Wciąż nie milkną echa porażki z warszawską Legią. Chociaż podopieczni trenera Bjelicy prowadizli 1:0 w 84. minucie, to ostatecznie zeszli z murawy pokonani. – Niełatwo przetrawić nam porażkę przeciwko Legii, jednak musimy o tym zapomnieć. To co było się nie odstanie. Możemy jedynie wyciągnąć wnioski. Teraz przed nami spotkanie przeciwko Wiśle Płock na wyjeździe i naszym zadaniem jest w nim zwyciężyć – mówi Dawid Kownacki. – Ogólnie patrząc na całokształt tego spotkania to zagraliśmy dobry mecz. Przewyższaliśmy ich na pewno wolą walki, bo tego nam nie brakowało i wygrywaliśmy każdą stykową piłkę. W pierwszej połowie trochę zabrakło nam, by strzelić bramkę, lecz udało się to w drugiej połowie i tym bardziej szkoda, że nie udało się tego utrzymać.
W czterech ostatnich meczach Kolejorz wygrał tylko raz. Udało się w rewanżowym meczu Pucharu Polski z Pogonią Szczecin. Z Górnikiem Łęczna oraz Wisłą Kraków Lech zremisował 0:0. – Patrząc na zdobycze punktowe w ostatnich spotkaniach można powiedzieć, że dopadła nas słabsza forma. Mamy jeszcze przed sobą ważne 9 meczów. Po podziale punktów praktycznie wszystko zacznie się od nowa.

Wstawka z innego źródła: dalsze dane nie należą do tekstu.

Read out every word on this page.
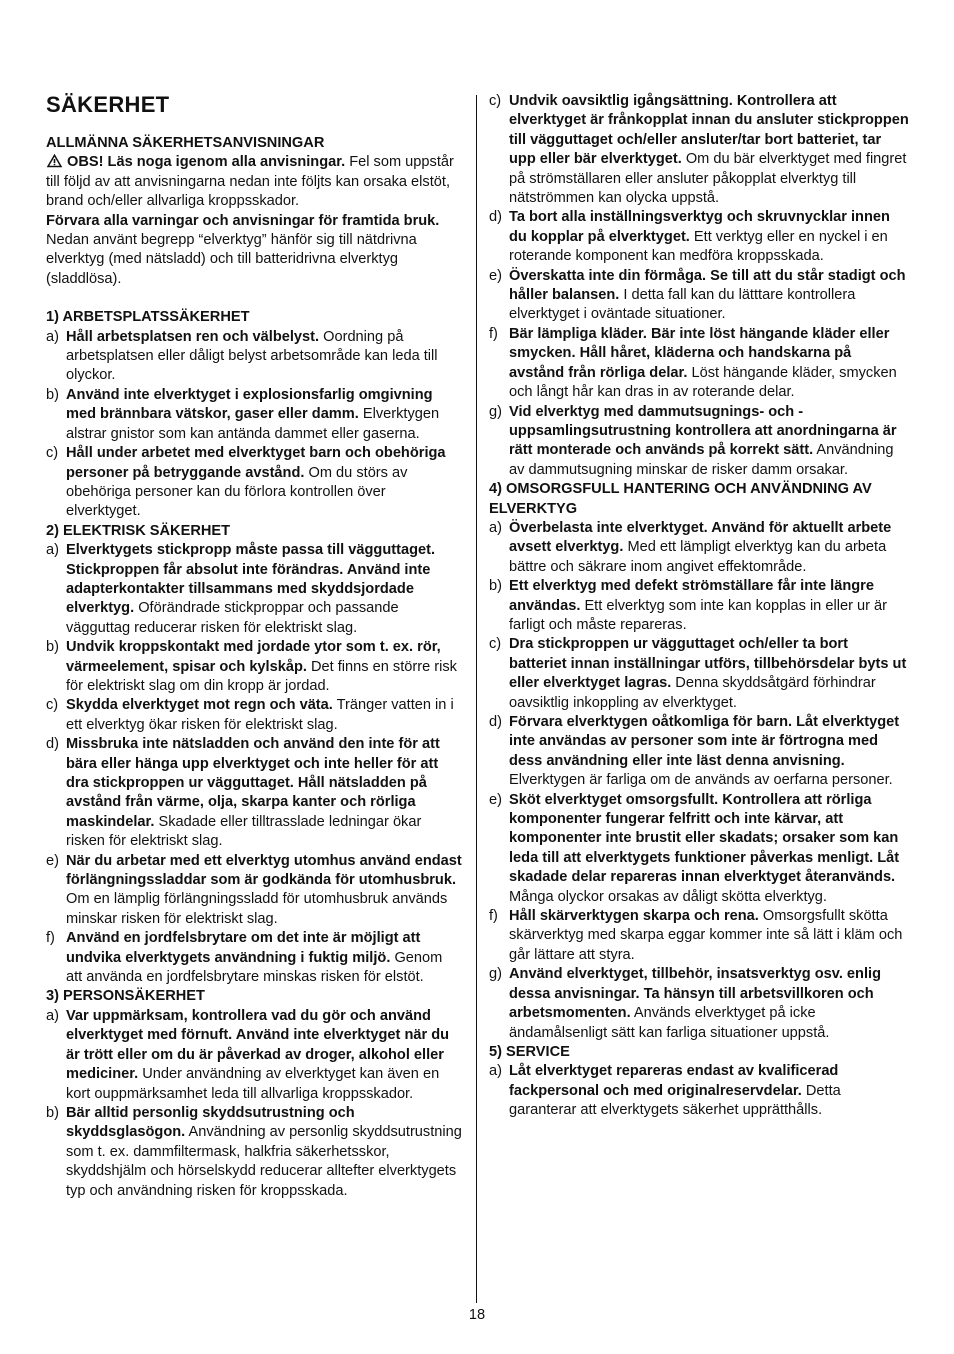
SÄKERHET

ALLMÄNNA SÄKERHETSANVISNINGAR

OBS! Läs noga igenom alla anvisningar. Fel som uppstår till följd av att anvisningarna nedan inte följts kan orsaka elstöt, brand och/eller allvarliga kroppsskador.
Förvara alla varningar och anvisningar för framtida bruk. Nedan använt begrepp “elverktyg” hänför sig till nätdrivna elverktyg (med nätsladd) och till batteridrivna elverktyg (sladdlösa).

1) ARBETSPLATSSÄKERHET

a) Håll arbetsplatsen ren och välbelyst. Oordning på arbetsplatsen eller dåligt belyst arbetsområde kan leda till olyckor.
b) Använd inte elverktyget i explosionsfarlig omgivning med brännbara vätskor, gaser eller damm. Elverktygen alstrar gnistor som kan antända dammet eller gaserna.
c) Håll under arbetet med elverktyget barn och obehöriga personer på betryggande avstånd. Om du störs av obehöriga personer kan du förlora kontrollen över elverktyget.

2) ELEKTRISK SÄKERHET

a) Elverktygets stickpropp måste passa till vägguttaget. Stickproppen får absolut inte förändras. Använd inte adapterkontakter tillsammans med skyddsjordade elverktyg. Oförändrade stickproppar och passande vägguttag reducerar risken för elektriskt slag.
b) Undvik kroppskontakt med jordade ytor som t. ex. rör, värmeelement, spisar och kylskåp. Det finns en större risk för elektriskt slag om din kropp är jordad.
c) Skydda elverktyget mot regn och väta. Tränger vatten in i ett elverktyg ökar risken för elektriskt slag.
d) Missbruka inte nätsladden och använd den inte för att bära eller hänga upp elverktyget och inte heller för att dra stickproppen ur vägguttaget. Håll nätsladden på avstånd från värme, olja, skarpa kanter och rörliga maskindelar. Skadade eller tilltrasslade ledningar ökar risken för elektriskt slag.
e) När du arbetar med ett elverktyg utomhus använd endast förlängningssladdar som är godkända för utomhusbruk. Om en lämplig förlängningssladd för utomhusbruk används minskar risken för elektriskt slag.
f) Använd en jordfelsbrytare om det inte är möjligt att undvika elverktygets användning i fuktig miljö. Genom att använda en jordfelsbrytare minskas risken för elstöt.

3) PERSONSÄKERHET

a) Var uppmärksam, kontrollera vad du gör och använd elverktyget med förnuft. Använd inte elverktyget när du är trött eller om du är påverkad av droger, alkohol eller mediciner. Under användning av elverktyget kan även en kort ouppmärksamhet leda till allvarliga kroppsskador.
b) Bär alltid personlig skyddsutrustning och skyddsglasögon. Användning av personlig skyddsutrustning som t. ex. dammfiltermask, halkfria säkerhetsskor, skyddshjälm och hörselskydd reducerar alltefter elverktygets typ och användning risken för kroppsskada.
c) Undvik oavsiktlig igångsättning. Kontrollera att elverktyget är frånkopplat innan du ansluter stickproppen till vägguttaget och/eller ansluter/tar bort batteriet, tar upp eller bär elverktyget. Om du bär elverktyget med fingret på strömställaren eller ansluter påkopplat elverktyg till nätströmmen kan olycka uppstå.
d) Ta bort alla inställningsverktyg och skruvnycklar innen du kopplar på elverktyget. Ett verktyg eller en nyckel i en roterande komponent kan medföra kroppsskada.
e) Överskatta inte din förmåga. Se till att du står stadigt och håller balansen. I detta fall kan du lätttare kontrollera elverktyget i oväntade situationer.
f) Bär lämpliga kläder. Bär inte löst hängande kläder eller smycken. Håll håret, kläderna och handskarna på avstånd från rörliga delar. Löst hängande kläder, smycken och långt hår kan dras in av roterande delar.
g) Vid elverktyg med dammutsugnings- och -uppsamlingsutrustning kontrollera att anordningarna är rätt monterade och används på korrekt sätt. Användning av dammutsugning minskar de risker damm orsakar.

4) OMSORGSFULL HANTERING OCH ANVÄNDNING AV ELVERKTYG

a) Överbelasta inte elverktyget. Använd för aktuellt arbete avsett elverktyg. Med ett lämpligt elverktyg kan du arbeta bättre och säkrare inom angivet effektområde.
b) Ett elverktyg med defekt strömställare får inte längre användas. Ett elverktyg som inte kan kopplas in eller ur är farligt och måste repareras.
c) Dra stickproppen ur vägguttaget och/eller ta bort batteriet innan inställningar utförs, tillbehörsdelar byts ut eller elverktyget lagras. Denna skyddsåtgärd förhindrar oavsiktlig inkoppling av elverktyget.
d) Förvara elverktygen oåtkomliga för barn. Låt elverktyget inte användas av personer som inte är förtrogna med dess användning eller inte läst denna anvisning. Elverktygen är farliga om de används av oerfarna personer.
e) Sköt elverktyget omsorgsfullt. Kontrollera att rörliga komponenter fungerar felfritt och inte kärvar, att komponenter inte brustit eller skadats; orsaker som kan leda till att elverktygets funktioner påverkas menligt. Låt skadade delar repareras innan elverktyget återanvänds. Många olyckor orsakas av dåligt skötta elverktyg.
f) Håll skärverktygen skarpa och rena. Omsorgsfullt skötta skärverktyg med skarpa eggar kommer inte så lätt i kläm och går lättare att styra.
g) Använd elverktyget, tillbehör, insatsverktyg osv. enlig dessa anvisningar. Ta hänsyn till arbetsvillkoren och arbetsmomenten. Används elverktyget på icke ändamålsenligt sätt kan farliga situationer uppstå.

5) SERVICE

a) Låt elverktyget repareras endast av kvalificerad fackpersonal och med originalreservdelar. Detta garanterar att elverktygets säkerhet upprätthålls.
18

Nie ma się co zastanawiać czy jesteśmy w kryzysie czy nie. Pozostaje nam robić swoje i pracować jeszcze ciężej. Musimy wygrać kolejne spotkanie, co na pewno pozwoli nam zapomnieć o tym co się zdarzyło. Trzeba wyjść naładowanym i pokazać, że ten niedzielny mecz przeciwko Legii to był wypadek przy pracy. Musimy być w dalszym ciągu w grze o mistrzostwo Polski.
Kolejnym rywalem Poznańskiej Lokomotywy będzie Wisła Płock, która jak na beniaminka radzi sobie całkiem nieźle, a dla Kownasia będzie to pierwszy mecz w Płocku w karierze. – Jestem w Lechu czwarty rok i przyjdzie mi się pierwszy raz zmierzyć z Wisłą w Płocku. Jest to dobry przeciwnik, który gra o swoje cele, czyli awans do czołowej „8”. Obecnie się w niej znajdują więc na pewno się przed nami nie położą. Każda drużyna będzie grała o coś i nie będzie żadnego odpuszczania. Wyjdziemy zmotywowani i chcemy przywieźć 3 punkty – zapewnia napastnik Kolejorza.

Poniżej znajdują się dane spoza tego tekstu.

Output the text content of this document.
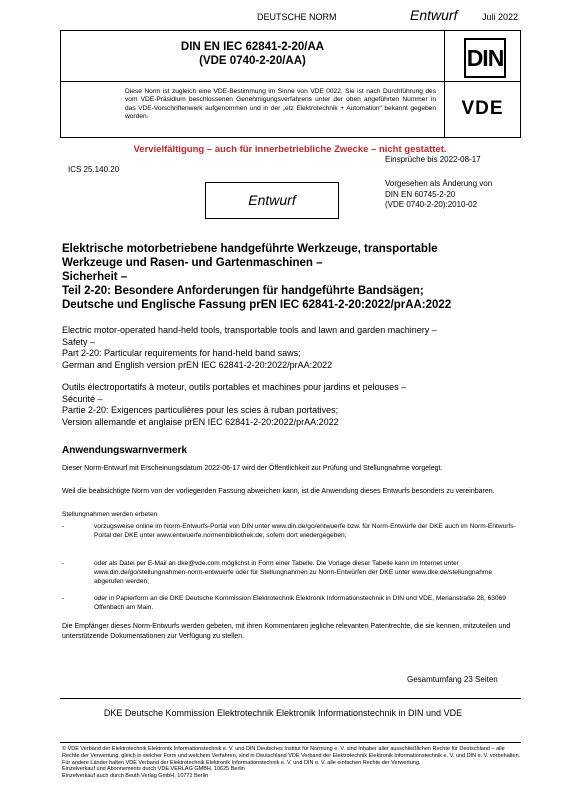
DEUTSCHE NORM	Entwurf	Juli 2022
DIN EN IEC 62841-2-20/AA
(VDE 0740-2-20/AA)	DIN
Diese Norm ist zugleich eine VDE-Bestimmung im Sinne von VDE 0022. Sie ist nach Durchführung des vom VDE-Präsidium beschlossenen Genehmigungsverfahrens unter der oben angeführten Nummer in das VDE-Vorschriftenwerk aufgenommen und in der „etz Elektrotechnik + Automation" bekannt gegeben worden.	VDE
Vervielfältigung – auch für innerbetriebliche Zwecke – nicht gestattet.
ICS 25.140.20
Einsprüche bis 2022-08-17
Entwurf
Vorgesehen als Änderung von
DIN EN 60745-2-20
(VDE 0740-2-20):2010-02
Elektrische motorbetriebene handgeführte Werkzeuge, transportable
Werkzeuge und Rasen- und Gartenmaschinen –
Sicherheit –
Teil 2-20: Besondere Anforderungen für handgeführte Bandsägen;
Deutsche und Englische Fassung prEN IEC 62841-2-20:2022/prAA:2022
Electric motor-operated hand-held tools, transportable tools and lawn and garden machinery –
Safety –
Part 2-20: Particular requirements for hand-held band saws;
German and English version prEN IEC 62841-2-20:2022/prAA:2022
Outils électroportatifs à moteur, outils portables et machines pour jardins et pelouses –
Sécurité –
Partie 2-20: Exigences particulières pour les scies à ruban portatives;
Version allemande et anglaise prEN IEC 62841-2-20:2022/prAA:2022
Anwendungswarnvermerk
Dieser Norm-Entwurf mit Erscheinungsdatum 2022-06-17 wird der Öffentlichkeit zur Prüfung und Stellungnahme vorgelegt.
Weil die beabsichtigte Norm von der vorliegenden Fassung abweichen kann, ist die Anwendung dieses Entwurfs besonders zu vereinbaren.
Stellungnahmen werden erbeten
-	vorzugsweise online im Norm-Entwurfs-Portal von DIN unter www.din.de/go/entwuerfe bzw. für Norm-Entwürfe der DKE auch im Norm-Entwurfs-Portal der DKE unter www.entwuerfe.normenbibliothek.de, sofern dort wiedergegeben;
-	oder als Datei per E-Mail an dke@vde.com möglichst in Form einer Tabelle. Die Vorlage dieser Tabelle kann im Internet unter www.din.de/go/stellungnahmen-norm-entwuerfe oder für Stellungnahmen zu Norm-Entwürfen der DKE unter www.dke.de/stellungnahme abgerufen werden;
-	oder in Papierform an die DKE Deutsche Kommission Elektrotechnik Elektronik Informationstechnik in DIN und VDE, Merianstraße 28, 63069 Offenbach am Main.
Die Empfänger dieses Norm-Entwurfs werden gebeten, mit ihren Kommentaren jegliche relevanten Patentrechte, die sie kennen, mitzuteilen und unterstützende Dokumentationen zur Verfügung zu stellen.
Gesamtumfang 23 Seiten
DKE Deutsche Kommission Elektrotechnik Elektronik Informationstechnik in DIN und VDE
© VDE Verband der Elektrotechnik Elektronik Informationstechnik e. V. und DIN Deutsches Institut für Normung e. V. sind Inhaber aller ausschließlichen Rechte für Deutschland – alle Rechte der Verwertung, gleich in welcher Form und welchem Verfahren, sind in Deutschland VDE Verband der Elektrotechnik Elektronik Informationstechnik e. V. und DIN e. V. vorbehalten. Für andere Länder halten VDE Verband der Elektrotechnik Elektronik Informationstechnik e. V. und DIN e. V. alle einfachen Rechte der Verwertung.
Einzelverkauf und Abonnements durch VDE VERLAG GMBH, 10625 Berlin
Einzelverkauf auch durch Beuth Verlag GmbH, 10772 Berlin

Co ciekawe, Lechowi jeszcze nigdy nie udało się wygrać na terenie Wisły i piątkowe spotkania będzie idealną okazją, by to zmienić. – To, że Lech nigdy nie wygrał w Płocku to jest historia, a naszym zadaniem jest pisać nową. Tym bardziej trzeba zwyciężyć i to przełamać. W tym sezonie już pokazaliśmy, że tam gdzie grało nam się do tej pory trudno to potrafimy wygrywać. Nie ma to dla nas jednak znaczenia. Ważniejsze, by przełamać się w lidze i zdobyć komplet punktów.
Obecnie Lech plasuje się na czwartym miejscu w tabeli, tracać do trzeciej Lechii zaledwie oczko, a do liderującej Jagiellonii sześć punktów. – Podział punktów to sytuacja do dużej polemiki. Dla drużyn, które gonią czołówkę jest to korzystne, a dla zespołów, które uciekają ten podział jest krzywdzący. Nigdy nie będzie to wszystkim odpowiadało. Nie jest to jednak pierwszy sezon, kiedy gramy tym systemem. Dziwi mnie to, że dalej można słyszeć negatywne głosy dotyczące tej reformy. Było dużo czasu, żeby się do tego przygotować. Dla mnie nie ma ona jednak znaczenia – jest więcej spotkań, co dla nas piłkarzy jest fajne. W naszej sytuacji jest to 7 meczów z drużynami z górnej połówki, a więc spotkania na dobrym poziomie – kończy Kownaś.